One evening, after Tom had spent a week without alcohol, he was offered a job with alcohol as the pay; he took it and Kate was very upset. They had been living off porridge and water for so long and Kate was hungry, she couldn’t believe that her father would choose alcohol over her. Before she could say anything more Tom got angry and locked Kate away in a dark cupboard with a bouncy ball to keep her occupied during her punishment.
Tom went away to fish for the day, but little did he know that he was about to be picked up by the Royal Navy and forced into working for them. The Navy did Tom good, his back straightened up, his carpentry skills were well received and he eventually made his way up in the ranks, all the while believing his daughter would have been living safely with a neighbour.

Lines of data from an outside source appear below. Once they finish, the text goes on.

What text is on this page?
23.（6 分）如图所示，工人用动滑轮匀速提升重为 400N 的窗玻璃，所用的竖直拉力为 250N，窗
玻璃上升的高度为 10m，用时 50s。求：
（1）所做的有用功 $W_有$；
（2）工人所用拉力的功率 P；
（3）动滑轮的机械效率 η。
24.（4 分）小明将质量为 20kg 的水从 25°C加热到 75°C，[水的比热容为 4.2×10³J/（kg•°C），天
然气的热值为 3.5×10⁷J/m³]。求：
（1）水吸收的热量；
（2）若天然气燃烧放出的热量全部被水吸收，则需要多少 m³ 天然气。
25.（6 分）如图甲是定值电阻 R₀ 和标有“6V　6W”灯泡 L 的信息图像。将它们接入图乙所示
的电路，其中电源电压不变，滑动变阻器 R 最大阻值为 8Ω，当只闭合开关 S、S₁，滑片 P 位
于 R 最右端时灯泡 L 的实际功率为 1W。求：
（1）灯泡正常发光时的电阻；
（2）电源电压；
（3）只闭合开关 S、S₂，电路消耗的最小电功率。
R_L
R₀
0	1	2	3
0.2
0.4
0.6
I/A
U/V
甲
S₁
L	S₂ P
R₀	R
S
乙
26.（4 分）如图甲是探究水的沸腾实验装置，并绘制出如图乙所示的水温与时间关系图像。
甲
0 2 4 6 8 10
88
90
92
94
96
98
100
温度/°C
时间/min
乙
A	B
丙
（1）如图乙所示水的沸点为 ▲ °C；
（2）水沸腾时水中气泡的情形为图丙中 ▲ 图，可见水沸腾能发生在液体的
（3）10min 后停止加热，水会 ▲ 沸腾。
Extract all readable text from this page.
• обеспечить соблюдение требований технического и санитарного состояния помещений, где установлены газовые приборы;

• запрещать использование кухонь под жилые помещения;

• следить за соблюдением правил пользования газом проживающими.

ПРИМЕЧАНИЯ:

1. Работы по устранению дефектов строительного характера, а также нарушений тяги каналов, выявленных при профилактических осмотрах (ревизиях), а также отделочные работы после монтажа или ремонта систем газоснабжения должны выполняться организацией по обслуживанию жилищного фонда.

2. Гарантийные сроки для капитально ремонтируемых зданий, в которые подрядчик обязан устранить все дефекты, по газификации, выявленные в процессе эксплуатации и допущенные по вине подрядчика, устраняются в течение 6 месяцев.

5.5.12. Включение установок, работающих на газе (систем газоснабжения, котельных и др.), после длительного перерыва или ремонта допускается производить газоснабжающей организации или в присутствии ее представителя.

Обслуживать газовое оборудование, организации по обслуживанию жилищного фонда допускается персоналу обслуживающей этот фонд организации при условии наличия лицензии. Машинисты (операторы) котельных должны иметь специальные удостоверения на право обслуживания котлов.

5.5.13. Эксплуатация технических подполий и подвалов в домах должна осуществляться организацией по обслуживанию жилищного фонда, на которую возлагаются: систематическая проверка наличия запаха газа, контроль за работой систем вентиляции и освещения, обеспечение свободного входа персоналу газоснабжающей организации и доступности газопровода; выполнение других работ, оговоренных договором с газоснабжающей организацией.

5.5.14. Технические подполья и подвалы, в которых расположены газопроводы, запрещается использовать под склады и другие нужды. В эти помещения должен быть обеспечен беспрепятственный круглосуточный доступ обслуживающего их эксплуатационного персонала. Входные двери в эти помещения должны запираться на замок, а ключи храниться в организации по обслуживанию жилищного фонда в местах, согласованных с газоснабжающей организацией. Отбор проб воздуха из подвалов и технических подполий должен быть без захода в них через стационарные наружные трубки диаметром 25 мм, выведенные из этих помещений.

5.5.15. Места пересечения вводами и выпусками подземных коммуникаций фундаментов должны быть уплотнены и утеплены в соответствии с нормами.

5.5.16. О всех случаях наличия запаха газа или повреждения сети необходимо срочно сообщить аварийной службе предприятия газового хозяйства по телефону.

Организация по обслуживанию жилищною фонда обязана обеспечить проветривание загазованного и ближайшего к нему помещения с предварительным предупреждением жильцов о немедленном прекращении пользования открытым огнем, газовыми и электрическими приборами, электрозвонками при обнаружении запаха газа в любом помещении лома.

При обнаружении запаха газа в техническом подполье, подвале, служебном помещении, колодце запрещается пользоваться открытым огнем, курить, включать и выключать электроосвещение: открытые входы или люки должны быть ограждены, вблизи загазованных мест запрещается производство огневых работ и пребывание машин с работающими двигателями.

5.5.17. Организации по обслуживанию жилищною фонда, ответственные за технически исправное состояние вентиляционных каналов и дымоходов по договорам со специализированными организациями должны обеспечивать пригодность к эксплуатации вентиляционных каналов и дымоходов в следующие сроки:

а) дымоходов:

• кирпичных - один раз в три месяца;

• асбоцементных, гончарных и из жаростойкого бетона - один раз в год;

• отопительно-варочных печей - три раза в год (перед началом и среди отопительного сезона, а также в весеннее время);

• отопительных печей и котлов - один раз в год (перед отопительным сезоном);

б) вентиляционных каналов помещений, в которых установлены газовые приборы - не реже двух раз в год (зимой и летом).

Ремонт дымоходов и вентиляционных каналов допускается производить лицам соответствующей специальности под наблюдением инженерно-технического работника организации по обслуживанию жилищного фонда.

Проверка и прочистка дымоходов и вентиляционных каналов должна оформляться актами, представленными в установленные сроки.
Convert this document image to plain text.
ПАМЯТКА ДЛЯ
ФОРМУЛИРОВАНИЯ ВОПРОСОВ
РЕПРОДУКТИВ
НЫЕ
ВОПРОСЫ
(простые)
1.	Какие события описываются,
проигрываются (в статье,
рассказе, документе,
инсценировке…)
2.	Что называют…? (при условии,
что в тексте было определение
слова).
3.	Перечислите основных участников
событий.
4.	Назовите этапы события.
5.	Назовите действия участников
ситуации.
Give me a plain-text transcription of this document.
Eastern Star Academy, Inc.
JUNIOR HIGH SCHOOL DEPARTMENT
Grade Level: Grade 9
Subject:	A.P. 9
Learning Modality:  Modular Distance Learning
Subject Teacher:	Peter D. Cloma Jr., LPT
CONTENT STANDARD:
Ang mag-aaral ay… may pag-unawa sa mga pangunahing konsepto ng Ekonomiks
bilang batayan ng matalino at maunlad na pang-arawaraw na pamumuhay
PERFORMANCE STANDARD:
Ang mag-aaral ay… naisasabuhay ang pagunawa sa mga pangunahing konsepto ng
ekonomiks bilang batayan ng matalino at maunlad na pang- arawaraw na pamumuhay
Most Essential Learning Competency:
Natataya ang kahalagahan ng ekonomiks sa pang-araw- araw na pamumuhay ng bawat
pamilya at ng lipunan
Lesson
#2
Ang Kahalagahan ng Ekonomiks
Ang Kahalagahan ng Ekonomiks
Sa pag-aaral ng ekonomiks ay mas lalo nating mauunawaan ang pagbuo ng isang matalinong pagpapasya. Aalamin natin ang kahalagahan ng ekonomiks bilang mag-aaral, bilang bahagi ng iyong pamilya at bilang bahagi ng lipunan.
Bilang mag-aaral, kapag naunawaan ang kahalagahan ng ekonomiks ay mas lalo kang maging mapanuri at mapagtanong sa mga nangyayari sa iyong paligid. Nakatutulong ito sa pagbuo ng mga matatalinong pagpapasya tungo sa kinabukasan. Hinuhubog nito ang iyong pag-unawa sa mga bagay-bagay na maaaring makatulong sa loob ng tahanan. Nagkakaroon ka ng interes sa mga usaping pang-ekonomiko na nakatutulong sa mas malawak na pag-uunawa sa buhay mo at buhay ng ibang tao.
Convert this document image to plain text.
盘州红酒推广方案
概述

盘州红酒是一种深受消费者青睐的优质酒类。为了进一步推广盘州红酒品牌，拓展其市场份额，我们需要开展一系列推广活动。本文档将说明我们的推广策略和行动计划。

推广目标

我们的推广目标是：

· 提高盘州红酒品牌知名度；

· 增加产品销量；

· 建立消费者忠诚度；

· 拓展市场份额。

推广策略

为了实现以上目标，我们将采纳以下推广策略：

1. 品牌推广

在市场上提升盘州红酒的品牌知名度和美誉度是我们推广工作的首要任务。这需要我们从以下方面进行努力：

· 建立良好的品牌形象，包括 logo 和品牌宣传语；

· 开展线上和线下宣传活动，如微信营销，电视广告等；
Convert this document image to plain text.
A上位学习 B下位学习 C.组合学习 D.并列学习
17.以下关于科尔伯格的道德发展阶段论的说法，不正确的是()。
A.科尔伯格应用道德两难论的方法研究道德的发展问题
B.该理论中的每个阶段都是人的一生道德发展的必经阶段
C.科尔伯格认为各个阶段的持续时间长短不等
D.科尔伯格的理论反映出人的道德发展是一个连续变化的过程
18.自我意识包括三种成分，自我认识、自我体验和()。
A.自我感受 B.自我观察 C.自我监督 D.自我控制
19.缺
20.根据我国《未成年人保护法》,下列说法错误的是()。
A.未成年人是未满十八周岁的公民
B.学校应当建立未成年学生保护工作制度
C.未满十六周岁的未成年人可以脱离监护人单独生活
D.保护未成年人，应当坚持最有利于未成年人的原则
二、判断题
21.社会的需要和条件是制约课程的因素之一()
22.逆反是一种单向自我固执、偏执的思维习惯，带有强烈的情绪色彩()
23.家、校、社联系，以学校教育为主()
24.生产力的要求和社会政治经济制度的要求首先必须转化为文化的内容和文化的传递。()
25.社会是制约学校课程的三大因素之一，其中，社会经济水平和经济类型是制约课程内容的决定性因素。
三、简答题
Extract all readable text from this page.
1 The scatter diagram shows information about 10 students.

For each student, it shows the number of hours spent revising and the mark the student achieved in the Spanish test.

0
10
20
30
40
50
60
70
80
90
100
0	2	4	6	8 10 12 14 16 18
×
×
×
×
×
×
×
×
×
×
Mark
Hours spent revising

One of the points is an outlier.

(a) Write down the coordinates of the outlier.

Eventually Tom was discharged with honours, but this was after many years on the sea. He couldn’t wait to see his grown up daughter but by the time he made it back to Runswick Bay it was late, not wanting to wake the neighbours he went back home and decided to get Kate in the morning. To his surprise his old home was covered in cobwebs and sand, it looked as though it hadn’t even been entered since he left but he shrugged it off promising to talk with Kate about it the next day.
All through the night Tom could hear a tap coming from the cupboard, he believed it was just the windows but he couldn’t shake the thought that it sounded so much like a bouncing ball. The next day Tom set off to his neighbours who had some terrible news for Tom, they had gotten word what had happened to Tom and shared no blame for the fate of Kate. The lady explained to Tom that they only found out a week later and when they went to his house to search for Kate they found her clutching a ball to her chest, she was dead. Tom was devastated, and although his neighbour tried to comfort him and tell him that she thought Kate may have died from fright as soon as the door was closed she couldn’t shake the image of the many black dots the ball had left every time Kate had bounced it.
The cottage is still said to be haunted by Kate and the bouncing ball, and owners only manage a year in the home before they are driven out by the paranormal activity.